La décision de la Cour de cassation d’aligner le droit français en matière de comptabilisation des arrêts-maladies dans les périodes ouvrant droit aux congés payés suscite des risques pour le coût du travail, contre lesquels la CPME vient de s’élever. Le ministère du Travail étudie les scénarios pour s’adapter à la décision de justice.
C’est un dossier qui vient de tomber sur le bureau d’Olivier Dussopt et dont le ministre du Travail, à l’agenda déjà bien rempli par l’examen du projet de loi « plein-emploi » à l’Assemblée nationale, la décision des partenaires sociaux de s’affranchir des orientations de l’État lors de leur négociation sur une nouvelle convention d’assurance-chômage et la perspective de la future conférence sociale sur les bas salaires qui doit se tenir mi-octobre, se serait bien passé.
La responsable ? La chambre sociale de la Cour de cassation qui, dans une série de décisions rendues le 13 septembre dernier, a retourné le droit du travail français sur les arrêts-maladies, lui intimant l’ordre de se mettre en conformité avec la législation de l’Union européenne sur ce terrain. Dans leurs décisions, les magistrats ont reconnu aux salariés malades ou accidentés le droit aux congés pour leur période d’absence. Et ce, même si l’absence en question n’est pas liée à une maladie professionnelle ou un accident de travail. Soit la mise en conformité du droit français avec le contenu d’une directive de l’Union européenne sur le temps de travail en date de 2003, que les gouvernements français successifs avaient choisi d’ignorer.
À l’origine de cette décision, une action en justice soutenue par trois organisations syndicales qui, depuis, se sont réjouies des décisions de la Cour. « Les salariés auront dorénavant droit aux congés payés en cas d’arrêt de travail […] Un arrêt de travail ce n’est pas du repos ! », se félicitait ainsi sur X (ex-Twitter) Boris Plazzi, secrétaire confédéral de la CGT en charge des salaires, le 26 septembre. Double gain pour les salariés : non seulement le calcul de leurs congés payés ne sera plus limité à la première année de l’arrêt de travail, mais en plus la mesure est rétroactive. En clair : un salarié longtemps arrêté pourra sommer son employeur de lui « restituer » les congés payés « perdus ».
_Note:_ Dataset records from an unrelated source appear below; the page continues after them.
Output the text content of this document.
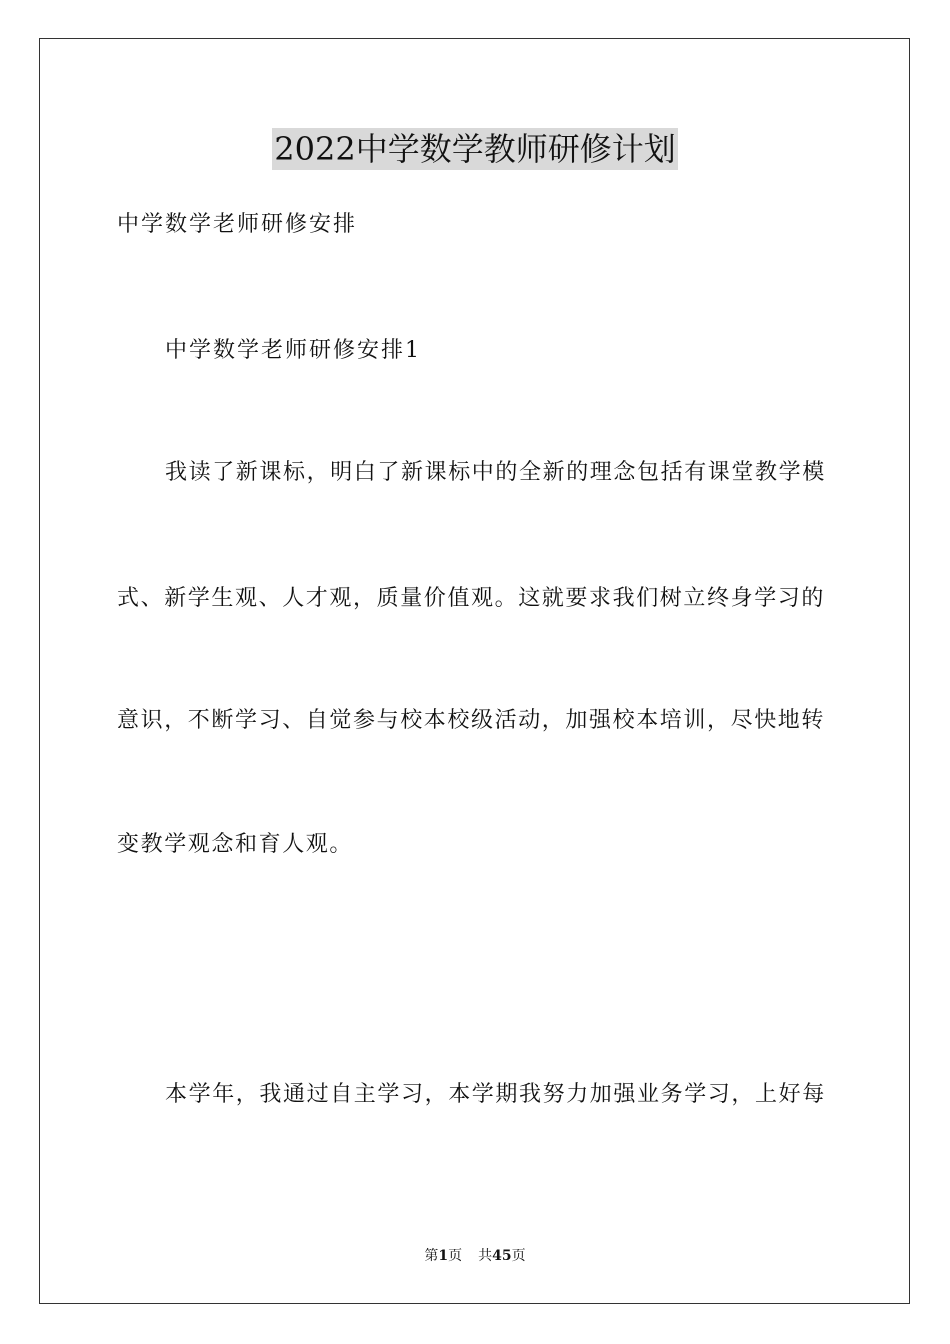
2022中学数学教师研修计划
中学数学老师研修安排
中学数学老师研修安排1
我读了新课标，明白了新课标中的全新的理念包括有课堂教学模
式、新学生观、人才观，质量价值观。这就要求我们树立终身学习的
意识，不断学习、自觉参与校本校级活动，加强校本培训，尽快地转
变教学观念和育人观。
本学年，我通过自主学习，本学期我努力加强业务学习，上好每
第1页 共45页
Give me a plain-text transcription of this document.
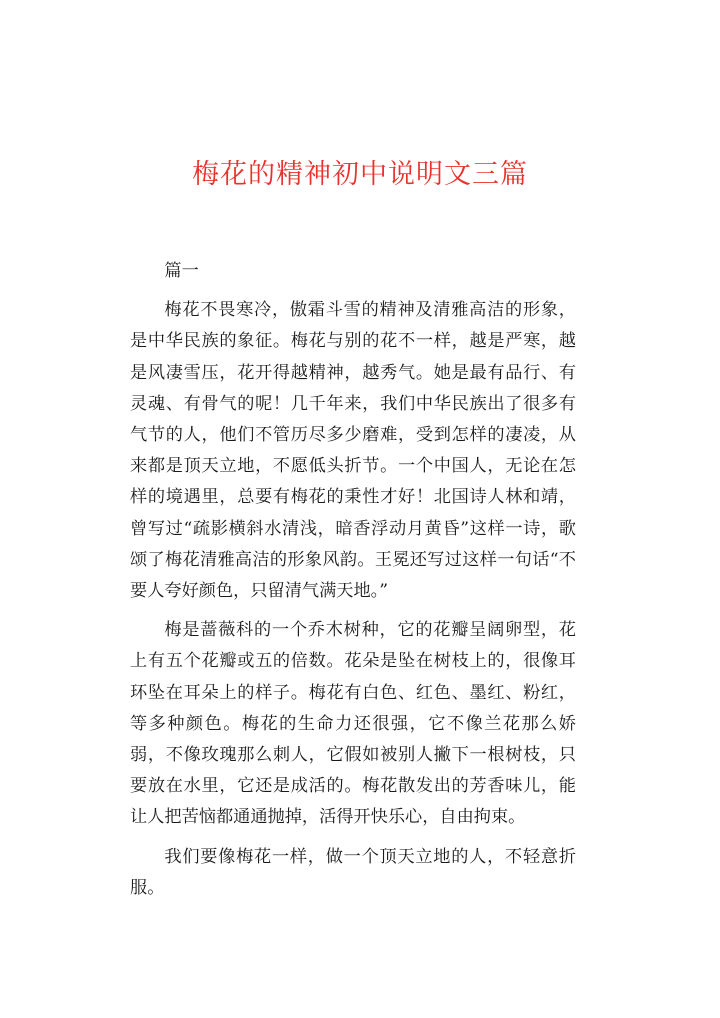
梅花的精神初中说明文三篇

篇一

梅花不畏寒冷，傲霜斗雪的精神及清雅高洁的形象，是中华民族的象征。梅花与别的花不一样，越是严寒，越是风凄雪压，花开得越精神，越秀气。她是最有品行、有灵魂、有骨气的呢！几千年来，我们中华民族出了很多有气节的人，他们不管历尽多少磨难，受到怎样的凄凌，从来都是顶天立地，不愿低头折节。一个中国人，无论在怎样的境遇里，总要有梅花的秉性才好！北国诗人林和靖，曾写过“疏影横斜水清浅，暗香浮动月黄昏”这样一诗，歌颂了梅花清雅高洁的形象风韵。王冕还写过这样一句话“不要人夸好颜色，只留清气满天地。”

梅是蔷薇科的一个乔木树种，它的花瓣呈阔卵型，花上有五个花瓣或五的倍数。花朵是坠在树枝上的，很像耳环坠在耳朵上的样子。梅花有白色、红色、墨红、粉红，等多种颜色。梅花的生命力还很强，它不像兰花那么娇弱，不像玫瑰那么刺人，它假如被别人撇下一根树枝，只要放在水里，它还是成活的。梅花散发出的芳香味儿，能让人把苦恼都通通抛掉，活得开快乐心，自由拘束。

我们要像梅花一样，做一个顶天立地的人，不轻意折服。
« Incompréhensible et inacceptable » pour la CPME
Autant dire que si les salariés s’en réjouissent, le camp patronal, lui, fait grise mine. Et la CPME a été la première à dégainer. « Des congés payés obtenus sans même travailler : du grand n’importe quoi ! » fustige la confédération des patrons de PME. Outre l’insécurité juridique et financière qui pèse désormais sur la trésorerie des entreprises, la décision des juges reviendrait, selon l’organisation d’employeurs, à remettre en cause le principe d’acquisition des congés payés sur les seules périodes travaillés. Ce qu’elle juge « incompréhensible et inacceptable ».
Casse-tête en vue pour le ministère du Travail. D'autant que le Gouvernement pointait encore récemment du doigt l’envolée des arrêts-maladies… « Le droit français a été télescopé par ces décisions », reconaissait Olivier Dussopt le 26 septembre à l’occasion d’une rencontre avec l’association des journalistes de l’information sociale. Et face au risque juridique pour les entreprises et au surcoût possible pour les caisses d’assurance-maladie, le temps est compté. « Nos services regardent les travaux à réaliser pour estimer les conséquences financières de ces décisions sur le coût du travail », indique le ministre. À ce stade, « aucun scénario » n’a émergé pour accompagner légalement et politiquement les arrêts de la Cour de cassation, mais des rencontres entre le ministère du Travail, Matignon et l’Élysée sont programmées.